For more than seven years, I’ve written a story of sorts. A story that is incomplete. A story of tragedy, struggle, perseverance and the love that sustains after a traumatic brain injury. I’ve written it for me, for others, for my son and for my husband to see the revelation of the Lord’s faithfulness each step of the way.
For more than seven years, I’ve been a voice for Danny, writing from my heart on his recovery, his progress and the frustrations that have weaved their places into our lives. I have written as transparently as possible so that those that find us may find truth. Truth isn’t always pretty.
I’ve written of the Lord, my Rock, my salvation and the One who gives me the strength to press on each day. My faithfulness and commitment to my husband is solely rooted in my relationship with Jesus. For life has certainly stormed, life has been darker than any moonless night in rural Canada, life has been a desert we’ve wandered for more than seven years.
I’ve written for my precious son, who was born five short weeks after Danny’s accident, whose very life is often the reason I can put one foot in front of the other. He saves me and his great big belly laugh can remove any sadness that rests on my shoulders like a torn superhero cape. He and his future family are great motivators to never give up on God’s promises of hope and future. My prayer is that he will one day understand my wrestling, yet complete surrender to the vows I made to his father. I pray he will be a man after God’s heart, a better husband and father, and friend.

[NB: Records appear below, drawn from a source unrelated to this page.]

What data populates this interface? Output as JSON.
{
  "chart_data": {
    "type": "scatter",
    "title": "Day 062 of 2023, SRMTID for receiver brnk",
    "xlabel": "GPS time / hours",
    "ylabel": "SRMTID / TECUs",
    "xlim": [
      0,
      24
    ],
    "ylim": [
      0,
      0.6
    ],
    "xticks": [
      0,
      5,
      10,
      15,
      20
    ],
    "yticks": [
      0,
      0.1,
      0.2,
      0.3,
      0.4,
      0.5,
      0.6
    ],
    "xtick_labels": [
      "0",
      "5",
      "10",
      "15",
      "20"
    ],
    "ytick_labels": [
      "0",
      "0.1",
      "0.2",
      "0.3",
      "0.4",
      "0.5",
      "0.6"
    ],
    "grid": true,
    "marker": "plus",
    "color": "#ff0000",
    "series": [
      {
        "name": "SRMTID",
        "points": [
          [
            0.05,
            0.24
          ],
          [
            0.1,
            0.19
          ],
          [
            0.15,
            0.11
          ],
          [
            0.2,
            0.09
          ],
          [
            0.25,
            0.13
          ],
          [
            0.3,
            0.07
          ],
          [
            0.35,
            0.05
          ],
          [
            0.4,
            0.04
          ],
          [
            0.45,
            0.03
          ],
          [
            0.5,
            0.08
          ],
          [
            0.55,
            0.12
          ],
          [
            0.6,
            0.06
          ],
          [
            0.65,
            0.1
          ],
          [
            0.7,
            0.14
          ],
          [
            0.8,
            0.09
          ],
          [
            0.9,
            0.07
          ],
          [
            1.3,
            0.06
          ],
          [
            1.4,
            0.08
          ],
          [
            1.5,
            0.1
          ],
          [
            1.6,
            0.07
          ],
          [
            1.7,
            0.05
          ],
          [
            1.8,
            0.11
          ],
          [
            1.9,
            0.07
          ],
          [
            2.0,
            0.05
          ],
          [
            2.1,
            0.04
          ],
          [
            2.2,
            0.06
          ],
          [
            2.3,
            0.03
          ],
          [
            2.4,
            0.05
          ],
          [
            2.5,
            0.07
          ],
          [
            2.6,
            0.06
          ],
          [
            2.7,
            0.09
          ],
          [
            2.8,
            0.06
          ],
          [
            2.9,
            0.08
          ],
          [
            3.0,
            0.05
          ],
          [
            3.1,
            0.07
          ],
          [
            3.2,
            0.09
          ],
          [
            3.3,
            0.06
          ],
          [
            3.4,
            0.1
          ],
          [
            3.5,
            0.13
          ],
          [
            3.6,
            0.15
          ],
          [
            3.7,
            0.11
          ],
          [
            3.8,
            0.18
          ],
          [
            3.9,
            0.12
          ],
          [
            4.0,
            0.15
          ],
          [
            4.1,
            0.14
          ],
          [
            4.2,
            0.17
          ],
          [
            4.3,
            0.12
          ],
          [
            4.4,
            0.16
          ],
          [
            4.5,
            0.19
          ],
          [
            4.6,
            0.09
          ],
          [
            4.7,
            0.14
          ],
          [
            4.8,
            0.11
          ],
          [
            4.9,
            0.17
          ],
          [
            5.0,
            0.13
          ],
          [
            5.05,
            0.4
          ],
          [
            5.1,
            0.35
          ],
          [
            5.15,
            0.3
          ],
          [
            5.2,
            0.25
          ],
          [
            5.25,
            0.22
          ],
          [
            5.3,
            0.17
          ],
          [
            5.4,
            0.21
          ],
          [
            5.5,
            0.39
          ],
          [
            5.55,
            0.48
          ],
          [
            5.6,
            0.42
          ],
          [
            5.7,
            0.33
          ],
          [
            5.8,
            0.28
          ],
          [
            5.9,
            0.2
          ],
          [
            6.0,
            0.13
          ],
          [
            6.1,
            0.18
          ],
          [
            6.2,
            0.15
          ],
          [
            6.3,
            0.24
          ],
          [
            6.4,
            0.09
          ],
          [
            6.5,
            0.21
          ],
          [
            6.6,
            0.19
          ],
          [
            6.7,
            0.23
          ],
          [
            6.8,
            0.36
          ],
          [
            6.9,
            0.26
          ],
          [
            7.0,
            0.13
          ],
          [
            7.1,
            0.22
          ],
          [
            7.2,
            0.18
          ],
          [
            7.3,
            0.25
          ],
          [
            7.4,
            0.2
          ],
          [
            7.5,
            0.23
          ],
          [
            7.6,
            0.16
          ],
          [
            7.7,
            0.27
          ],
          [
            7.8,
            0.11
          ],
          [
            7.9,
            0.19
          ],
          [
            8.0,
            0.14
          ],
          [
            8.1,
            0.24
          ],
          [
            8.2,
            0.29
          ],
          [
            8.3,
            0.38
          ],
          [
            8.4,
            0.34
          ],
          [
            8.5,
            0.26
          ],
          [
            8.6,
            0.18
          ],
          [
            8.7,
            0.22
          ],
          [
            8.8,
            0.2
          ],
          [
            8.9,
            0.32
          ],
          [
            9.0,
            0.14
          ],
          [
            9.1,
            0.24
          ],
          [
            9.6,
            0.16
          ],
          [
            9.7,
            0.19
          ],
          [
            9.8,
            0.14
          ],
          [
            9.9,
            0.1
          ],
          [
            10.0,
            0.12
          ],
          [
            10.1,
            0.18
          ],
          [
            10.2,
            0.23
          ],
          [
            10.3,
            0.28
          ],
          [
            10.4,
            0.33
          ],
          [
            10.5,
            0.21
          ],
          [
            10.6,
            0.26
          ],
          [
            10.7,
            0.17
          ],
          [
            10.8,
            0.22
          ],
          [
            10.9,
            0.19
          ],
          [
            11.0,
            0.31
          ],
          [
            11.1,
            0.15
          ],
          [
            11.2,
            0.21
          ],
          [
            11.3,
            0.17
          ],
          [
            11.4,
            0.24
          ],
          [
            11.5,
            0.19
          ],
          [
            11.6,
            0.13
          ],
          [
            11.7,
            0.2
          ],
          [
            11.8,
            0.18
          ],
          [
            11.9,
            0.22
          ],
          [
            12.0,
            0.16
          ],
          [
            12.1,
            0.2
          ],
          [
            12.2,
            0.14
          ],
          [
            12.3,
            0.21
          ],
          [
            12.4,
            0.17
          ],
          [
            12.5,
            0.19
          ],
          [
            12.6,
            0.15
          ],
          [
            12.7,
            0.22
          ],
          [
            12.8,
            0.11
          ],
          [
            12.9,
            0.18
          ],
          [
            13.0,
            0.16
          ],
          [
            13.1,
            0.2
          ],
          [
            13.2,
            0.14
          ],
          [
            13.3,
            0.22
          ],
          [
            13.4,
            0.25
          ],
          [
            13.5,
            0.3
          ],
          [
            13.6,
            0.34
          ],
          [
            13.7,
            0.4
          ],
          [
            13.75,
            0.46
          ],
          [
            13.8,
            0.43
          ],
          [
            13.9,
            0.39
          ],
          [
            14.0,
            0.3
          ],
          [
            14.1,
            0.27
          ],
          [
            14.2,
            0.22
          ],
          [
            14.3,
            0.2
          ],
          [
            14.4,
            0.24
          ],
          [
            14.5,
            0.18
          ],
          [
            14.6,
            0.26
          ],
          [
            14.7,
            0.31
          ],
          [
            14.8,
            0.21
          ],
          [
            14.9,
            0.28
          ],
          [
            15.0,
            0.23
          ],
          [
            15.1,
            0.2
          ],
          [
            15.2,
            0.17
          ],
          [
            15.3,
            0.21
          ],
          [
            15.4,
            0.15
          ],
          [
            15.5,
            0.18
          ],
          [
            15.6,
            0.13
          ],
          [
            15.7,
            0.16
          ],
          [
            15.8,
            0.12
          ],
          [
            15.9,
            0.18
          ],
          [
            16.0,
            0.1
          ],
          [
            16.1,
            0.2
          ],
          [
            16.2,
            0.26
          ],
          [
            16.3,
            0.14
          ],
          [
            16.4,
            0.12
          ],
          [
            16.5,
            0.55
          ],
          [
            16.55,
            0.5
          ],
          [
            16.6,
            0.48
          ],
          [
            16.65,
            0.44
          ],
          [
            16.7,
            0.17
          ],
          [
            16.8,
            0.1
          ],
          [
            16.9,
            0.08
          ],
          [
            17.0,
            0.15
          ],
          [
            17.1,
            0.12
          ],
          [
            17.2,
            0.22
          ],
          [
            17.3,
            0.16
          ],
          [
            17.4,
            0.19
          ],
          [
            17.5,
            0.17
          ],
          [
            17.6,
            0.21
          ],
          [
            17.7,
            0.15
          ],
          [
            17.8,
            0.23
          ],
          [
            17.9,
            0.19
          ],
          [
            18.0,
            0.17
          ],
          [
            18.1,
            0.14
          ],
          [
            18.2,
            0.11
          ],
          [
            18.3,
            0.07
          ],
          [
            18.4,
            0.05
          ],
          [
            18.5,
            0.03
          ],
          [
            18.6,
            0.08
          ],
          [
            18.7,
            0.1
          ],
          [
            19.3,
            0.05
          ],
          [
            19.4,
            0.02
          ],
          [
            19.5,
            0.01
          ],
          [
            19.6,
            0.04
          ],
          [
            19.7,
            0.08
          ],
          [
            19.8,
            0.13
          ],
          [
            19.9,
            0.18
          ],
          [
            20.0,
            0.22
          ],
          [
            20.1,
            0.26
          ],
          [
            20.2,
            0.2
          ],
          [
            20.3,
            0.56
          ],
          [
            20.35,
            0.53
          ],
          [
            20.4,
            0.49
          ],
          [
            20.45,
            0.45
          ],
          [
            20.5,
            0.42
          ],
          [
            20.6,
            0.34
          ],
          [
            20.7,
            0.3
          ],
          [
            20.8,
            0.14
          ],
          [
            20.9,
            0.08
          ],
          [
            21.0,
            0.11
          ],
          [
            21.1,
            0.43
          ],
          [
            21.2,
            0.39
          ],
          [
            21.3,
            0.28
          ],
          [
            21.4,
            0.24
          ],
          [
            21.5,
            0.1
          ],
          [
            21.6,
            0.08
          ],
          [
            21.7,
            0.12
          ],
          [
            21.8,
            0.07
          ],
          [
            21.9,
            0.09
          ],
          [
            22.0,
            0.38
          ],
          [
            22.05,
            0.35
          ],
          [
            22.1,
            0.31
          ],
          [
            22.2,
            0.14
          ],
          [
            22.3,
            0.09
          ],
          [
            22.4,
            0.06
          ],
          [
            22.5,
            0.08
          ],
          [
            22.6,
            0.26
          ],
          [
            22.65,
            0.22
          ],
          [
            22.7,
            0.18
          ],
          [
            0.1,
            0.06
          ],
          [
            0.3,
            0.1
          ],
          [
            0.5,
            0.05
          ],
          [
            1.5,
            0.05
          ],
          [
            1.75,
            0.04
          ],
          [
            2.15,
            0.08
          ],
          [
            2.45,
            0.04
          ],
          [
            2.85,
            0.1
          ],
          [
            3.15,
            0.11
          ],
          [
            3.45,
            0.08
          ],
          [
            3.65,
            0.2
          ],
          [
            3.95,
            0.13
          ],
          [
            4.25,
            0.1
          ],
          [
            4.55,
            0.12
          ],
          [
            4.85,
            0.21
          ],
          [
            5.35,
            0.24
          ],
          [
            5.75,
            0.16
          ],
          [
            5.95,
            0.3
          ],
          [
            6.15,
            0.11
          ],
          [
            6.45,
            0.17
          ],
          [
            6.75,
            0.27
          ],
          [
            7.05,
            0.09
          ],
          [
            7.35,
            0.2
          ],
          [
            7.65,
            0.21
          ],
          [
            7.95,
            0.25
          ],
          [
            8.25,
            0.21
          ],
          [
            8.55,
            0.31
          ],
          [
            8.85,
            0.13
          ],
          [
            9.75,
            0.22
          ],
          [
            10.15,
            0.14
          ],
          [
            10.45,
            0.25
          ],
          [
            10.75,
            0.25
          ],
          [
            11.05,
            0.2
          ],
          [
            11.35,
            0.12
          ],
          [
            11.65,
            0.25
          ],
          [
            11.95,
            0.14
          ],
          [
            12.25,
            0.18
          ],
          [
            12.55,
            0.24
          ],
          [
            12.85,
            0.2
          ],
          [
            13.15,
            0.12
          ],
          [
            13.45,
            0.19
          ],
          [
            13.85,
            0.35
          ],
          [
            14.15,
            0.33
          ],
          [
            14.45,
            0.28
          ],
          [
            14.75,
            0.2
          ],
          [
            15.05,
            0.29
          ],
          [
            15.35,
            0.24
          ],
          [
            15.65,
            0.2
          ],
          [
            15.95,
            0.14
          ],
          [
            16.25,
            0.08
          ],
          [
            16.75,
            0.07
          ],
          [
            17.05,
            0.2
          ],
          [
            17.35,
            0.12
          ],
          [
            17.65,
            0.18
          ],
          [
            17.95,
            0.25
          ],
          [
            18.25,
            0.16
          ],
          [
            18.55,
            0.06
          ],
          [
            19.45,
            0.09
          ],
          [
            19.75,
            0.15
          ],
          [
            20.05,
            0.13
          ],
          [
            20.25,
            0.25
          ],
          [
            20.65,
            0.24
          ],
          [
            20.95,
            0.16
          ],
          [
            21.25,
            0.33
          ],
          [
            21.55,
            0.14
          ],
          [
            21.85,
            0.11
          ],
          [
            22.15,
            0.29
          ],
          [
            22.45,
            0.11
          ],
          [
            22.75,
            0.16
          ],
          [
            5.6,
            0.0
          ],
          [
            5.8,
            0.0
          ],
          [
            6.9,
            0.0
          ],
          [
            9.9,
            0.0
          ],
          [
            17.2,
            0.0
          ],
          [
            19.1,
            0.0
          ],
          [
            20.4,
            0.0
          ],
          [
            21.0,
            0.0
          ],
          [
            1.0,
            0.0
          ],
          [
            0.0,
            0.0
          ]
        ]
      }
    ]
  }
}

Now, it’s time. Time for me to do what I feel completely inadequate to do. Time to step out again in faith that God is able to do more than I could even imagine. Time to give my voice a wider audience, our story to become more of my story and to be even more for Jesus. While my families’ journey and our story is not complete, and while we are still even surviving the final chapters, I’m awkwardly finding my own voice that has been spoken for others for so long.
So, this new me, this new blog, this new story will, of course, be representative of my families’ difficult path, because that is where I’ve learned so much, it’s what has stretched me and strengthened me in my faith. Our life has brought more meaning and more significance to words like hope, faith, commitment, family, and actively being the hands and feet of Jesus.
But it will now be more me. I’m absolutely terrified.